Artık série'ün Fransızca içindeki anlamı hakkında daha fazla bilgi sahibi olduğunuza göre, seçilen örnekler aracılığıyla bunların nasıl kullanılacağını ve nasıl yapılacağını öğrenebilirsiniz. onları okuyun. Ve önerdiğimiz ilgili kelimeleri öğrenmeyi unutmayın. Web sitemiz sürekli olarak yeni kelimeler ve yeni örneklerle güncellenmektedir, böylece bilmediğiniz diğer kelimelerin anlamlarını Fransızca içinde arayabilirsiniz.

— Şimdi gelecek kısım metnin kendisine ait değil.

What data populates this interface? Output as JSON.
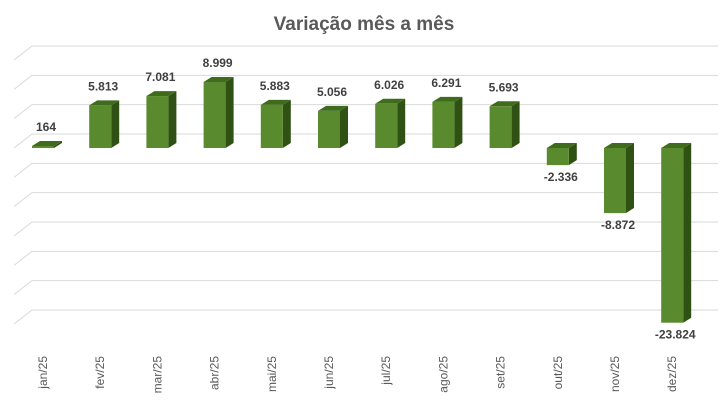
{
  "chart_data": {
    "type": "bar",
    "title": "Variação mês a mês",
    "categories": [
      "jan/25",
      "fev/25",
      "mar/25",
      "abr/25",
      "mai/25",
      "jun/25",
      "jul/25",
      "ago/25",
      "set/25",
      "out/25",
      "nov/25",
      "dez/25"
    ],
    "values": [
      164,
      5813,
      7081,
      8999,
      5883,
      5056,
      6026,
      6291,
      5693,
      -2336,
      -8872,
      -23824
    ],
    "data_labels": [
      "164",
      "5.813",
      "7.081",
      "8.999",
      "5.883",
      "5.056",
      "6.026",
      "6.291",
      "5.693",
      "-2.336",
      "-8.872",
      "-23.824"
    ],
    "ylim": [
      -24000,
      12000
    ],
    "grid": true,
    "legend": "none",
    "bar_color": "#5a8a2e",
    "bar_top_color": "#3e6b1c",
    "bar_side_color": "#2f5214"
  }
}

Fransızca hakkında bilginiz var mı

Fransızca (le français) bir Roman dilidir. İtalyanca, Portekizce ve İspanyolca gibi, bir zamanlar Roma İmparatorluğu'nda kullanılan popüler Latince'den gelir. Fransızca konuşan bir kişi veya ülke "Francophone" olarak adlandırılabilir. Fransızca 29 ülkede resmi dildir. Fransızca, Avrupa Birliği'nde en çok konuşulan dördüncü ana dildir. Fransızca, İngilizce ve Almanca'dan sonra AB'de üçüncü sırada yer alır ve İngilizce'den sonra en yaygın olarak öğretilen ikinci dildir. Dünyanın Fransızca konuşan nüfusunun çoğunluğu, birinci veya ikinci dil olarak Fransızca konuşabilen 34 ülke ve bölgeden yaklaşık 141 milyon Afrikalı ile Afrika'da yaşıyor. Fransızca, Kanada'da İngilizce'den sonra en çok konuşulan ikinci dildir ve her ikisi de federal düzeyde resmi dildir. 9,5 milyon kişinin veya %29'unun birinci dili ve 2,07 milyon kişinin veya tüm Kanada nüfusunun %6'sının ikinci dilidir. Diğer kıtaların aksine, Fransızcanın Asya'da popülaritesi yoktur. Şu anda, Asya'daki hiçbir ülke Fransızca'yı resmi dil olarak tanımıyor.